Wednesday, March 25, 2015

Hail Hell


Really looking forward to seeing how this plays out. One thing's for sure, there are going to be a lot of very happy roofers in Oklahoma by tonight.





Tuesday, March 24, 2015

Watch - Warning - Emergency

Well, here we are. Finally "Emergency" is classified as a type of weather notification, taking the wind out of the word "Warning."
No longer will people heed the urgency once conveyed in the words Tornado Warning or Flash Flood Warning. Instead they will wait for the seemingly more eminent Tornado Emergency, Flash Flood Emergency, or enter your emergency here ________.

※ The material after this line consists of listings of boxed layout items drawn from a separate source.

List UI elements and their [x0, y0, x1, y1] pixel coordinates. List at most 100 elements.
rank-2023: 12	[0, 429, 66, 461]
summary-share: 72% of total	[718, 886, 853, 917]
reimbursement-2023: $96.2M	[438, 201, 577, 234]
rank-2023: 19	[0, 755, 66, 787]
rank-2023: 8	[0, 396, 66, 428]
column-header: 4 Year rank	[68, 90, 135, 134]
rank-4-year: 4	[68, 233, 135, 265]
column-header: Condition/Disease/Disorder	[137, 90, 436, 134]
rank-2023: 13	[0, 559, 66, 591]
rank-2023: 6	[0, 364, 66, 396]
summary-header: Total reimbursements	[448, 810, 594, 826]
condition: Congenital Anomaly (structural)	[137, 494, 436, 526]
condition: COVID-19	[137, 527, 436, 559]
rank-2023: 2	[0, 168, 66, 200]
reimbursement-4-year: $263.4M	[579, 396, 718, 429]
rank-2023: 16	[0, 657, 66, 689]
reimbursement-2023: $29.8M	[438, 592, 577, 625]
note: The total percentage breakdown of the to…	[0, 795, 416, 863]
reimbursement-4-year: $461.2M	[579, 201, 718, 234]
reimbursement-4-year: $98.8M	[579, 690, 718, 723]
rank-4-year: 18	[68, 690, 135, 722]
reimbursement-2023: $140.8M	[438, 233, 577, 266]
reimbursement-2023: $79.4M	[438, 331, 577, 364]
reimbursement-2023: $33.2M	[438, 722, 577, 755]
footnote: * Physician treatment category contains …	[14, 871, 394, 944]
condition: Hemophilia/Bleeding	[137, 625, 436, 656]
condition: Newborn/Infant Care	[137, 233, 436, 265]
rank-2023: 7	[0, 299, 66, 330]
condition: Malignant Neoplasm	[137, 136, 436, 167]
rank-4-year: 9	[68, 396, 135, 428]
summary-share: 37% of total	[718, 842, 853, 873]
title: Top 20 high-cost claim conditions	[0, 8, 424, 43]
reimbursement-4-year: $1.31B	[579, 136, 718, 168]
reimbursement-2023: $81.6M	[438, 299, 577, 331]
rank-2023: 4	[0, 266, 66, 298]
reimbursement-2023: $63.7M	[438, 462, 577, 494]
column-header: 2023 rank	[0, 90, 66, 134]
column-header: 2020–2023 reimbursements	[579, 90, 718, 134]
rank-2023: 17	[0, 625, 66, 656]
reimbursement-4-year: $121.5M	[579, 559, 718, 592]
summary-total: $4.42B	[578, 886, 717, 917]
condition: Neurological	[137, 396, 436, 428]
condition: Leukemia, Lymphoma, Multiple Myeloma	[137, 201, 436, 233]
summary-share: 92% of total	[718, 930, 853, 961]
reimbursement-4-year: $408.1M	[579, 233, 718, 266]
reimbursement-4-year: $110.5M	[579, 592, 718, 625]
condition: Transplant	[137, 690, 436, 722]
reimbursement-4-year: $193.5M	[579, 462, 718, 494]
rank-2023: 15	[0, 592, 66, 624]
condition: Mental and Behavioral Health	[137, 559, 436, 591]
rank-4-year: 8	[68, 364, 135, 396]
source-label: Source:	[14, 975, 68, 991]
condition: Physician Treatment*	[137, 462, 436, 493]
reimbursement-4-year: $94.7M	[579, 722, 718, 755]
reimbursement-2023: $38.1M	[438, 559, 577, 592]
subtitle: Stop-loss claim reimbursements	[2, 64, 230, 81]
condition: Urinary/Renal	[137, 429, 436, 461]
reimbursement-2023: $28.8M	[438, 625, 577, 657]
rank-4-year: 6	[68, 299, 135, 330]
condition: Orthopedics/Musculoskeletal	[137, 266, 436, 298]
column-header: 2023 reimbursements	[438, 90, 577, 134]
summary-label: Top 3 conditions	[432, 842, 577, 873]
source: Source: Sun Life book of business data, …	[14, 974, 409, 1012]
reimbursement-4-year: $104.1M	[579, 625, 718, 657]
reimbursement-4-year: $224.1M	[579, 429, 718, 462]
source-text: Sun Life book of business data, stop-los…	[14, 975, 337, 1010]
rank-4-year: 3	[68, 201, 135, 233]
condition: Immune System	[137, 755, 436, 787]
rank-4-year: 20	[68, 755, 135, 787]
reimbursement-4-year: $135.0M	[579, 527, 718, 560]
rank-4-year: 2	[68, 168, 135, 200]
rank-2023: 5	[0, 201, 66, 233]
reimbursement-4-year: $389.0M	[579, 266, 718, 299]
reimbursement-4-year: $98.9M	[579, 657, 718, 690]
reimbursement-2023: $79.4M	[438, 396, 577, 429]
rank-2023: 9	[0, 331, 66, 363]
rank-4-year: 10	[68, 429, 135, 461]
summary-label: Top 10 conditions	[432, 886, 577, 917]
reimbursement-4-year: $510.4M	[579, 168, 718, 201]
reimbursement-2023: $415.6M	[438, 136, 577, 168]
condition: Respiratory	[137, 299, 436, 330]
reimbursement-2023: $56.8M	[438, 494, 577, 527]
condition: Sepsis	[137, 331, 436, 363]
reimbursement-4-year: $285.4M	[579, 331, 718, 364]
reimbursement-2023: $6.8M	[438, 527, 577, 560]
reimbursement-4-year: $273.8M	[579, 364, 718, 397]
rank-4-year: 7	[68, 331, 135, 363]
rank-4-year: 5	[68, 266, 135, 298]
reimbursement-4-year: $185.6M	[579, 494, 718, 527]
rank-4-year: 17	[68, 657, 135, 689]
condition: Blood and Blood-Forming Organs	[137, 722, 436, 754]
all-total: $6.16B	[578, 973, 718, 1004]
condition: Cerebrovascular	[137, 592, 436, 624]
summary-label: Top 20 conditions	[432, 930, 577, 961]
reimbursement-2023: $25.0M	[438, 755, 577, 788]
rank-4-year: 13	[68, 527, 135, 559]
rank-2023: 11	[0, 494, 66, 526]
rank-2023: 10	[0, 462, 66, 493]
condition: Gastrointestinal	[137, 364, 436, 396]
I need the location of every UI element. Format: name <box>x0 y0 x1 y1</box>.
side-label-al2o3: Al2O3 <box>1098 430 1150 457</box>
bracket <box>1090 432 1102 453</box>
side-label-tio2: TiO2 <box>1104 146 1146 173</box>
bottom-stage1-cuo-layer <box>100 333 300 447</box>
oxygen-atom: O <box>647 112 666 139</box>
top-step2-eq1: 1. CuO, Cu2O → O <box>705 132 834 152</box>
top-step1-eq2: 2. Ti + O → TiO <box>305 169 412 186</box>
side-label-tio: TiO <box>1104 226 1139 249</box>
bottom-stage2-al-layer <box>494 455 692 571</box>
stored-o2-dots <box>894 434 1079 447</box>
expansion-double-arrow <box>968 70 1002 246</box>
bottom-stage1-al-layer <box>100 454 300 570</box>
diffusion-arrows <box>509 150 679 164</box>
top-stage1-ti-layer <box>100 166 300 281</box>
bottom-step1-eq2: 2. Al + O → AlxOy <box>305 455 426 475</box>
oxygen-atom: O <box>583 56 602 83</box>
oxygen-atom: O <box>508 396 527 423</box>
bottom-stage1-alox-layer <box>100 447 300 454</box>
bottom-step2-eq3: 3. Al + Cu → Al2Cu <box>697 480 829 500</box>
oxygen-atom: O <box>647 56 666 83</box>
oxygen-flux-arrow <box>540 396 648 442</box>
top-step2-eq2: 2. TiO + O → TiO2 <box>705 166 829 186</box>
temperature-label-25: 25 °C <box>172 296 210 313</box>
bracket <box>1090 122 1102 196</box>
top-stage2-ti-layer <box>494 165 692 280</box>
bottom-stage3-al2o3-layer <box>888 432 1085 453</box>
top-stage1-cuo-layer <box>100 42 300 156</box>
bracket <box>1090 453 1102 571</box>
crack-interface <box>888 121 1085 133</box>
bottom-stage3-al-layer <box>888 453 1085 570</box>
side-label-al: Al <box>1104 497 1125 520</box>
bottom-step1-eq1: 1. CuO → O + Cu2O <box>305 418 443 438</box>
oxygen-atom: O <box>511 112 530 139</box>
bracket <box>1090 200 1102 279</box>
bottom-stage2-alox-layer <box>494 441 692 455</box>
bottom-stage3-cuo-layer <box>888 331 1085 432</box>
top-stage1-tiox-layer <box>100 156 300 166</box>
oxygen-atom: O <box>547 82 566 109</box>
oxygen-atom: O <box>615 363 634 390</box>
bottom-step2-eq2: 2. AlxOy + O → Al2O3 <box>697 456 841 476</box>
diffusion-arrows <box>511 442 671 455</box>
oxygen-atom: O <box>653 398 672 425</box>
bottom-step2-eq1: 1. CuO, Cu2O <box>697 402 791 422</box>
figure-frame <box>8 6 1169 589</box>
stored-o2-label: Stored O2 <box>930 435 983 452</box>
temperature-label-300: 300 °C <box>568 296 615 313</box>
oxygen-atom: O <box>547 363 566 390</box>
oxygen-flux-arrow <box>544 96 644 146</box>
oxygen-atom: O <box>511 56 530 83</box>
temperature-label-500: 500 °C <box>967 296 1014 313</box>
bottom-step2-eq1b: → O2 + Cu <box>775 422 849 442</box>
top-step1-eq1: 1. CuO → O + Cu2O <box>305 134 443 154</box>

So what has happened here? Was it necessary to go ultra mega extreme? Has the weather information provided to those who issue official warnings progressed to the point that three types of notification are necessary? Is the general public capable of comprehending three levels of severity?

Monday, March 23, 2015

PoopWatch wants to be taken seriously

No kidding, this guy "PoopWatch" is on reddit wanting other people to buy his newly designed modeling system for $7-9 per month. I'm all about a new modeling system, especially one that is disruptive (this one does not appear to be of that variety), but can't imagine taking a guy who calls himself PoopWatch serious.


Friday, March 13, 2015

12 hours in the future


A look at what the rapid refresh model thinks will happen over the next 12 hours or so. Eastern OK looks plenty wet!

Thursday, March 12, 2015

Eastern Oklahoma will get soaked!


Plenty of rain is headed for eastern OK over the next few days. Wish this would dump on the western part of the state but we'll take any water we can get around here these days.

Wednesday, March 4, 2015

The (school) Closer


Intense snow band intersecting OKC at this time. Tulsa should get clipped by a good portion of this.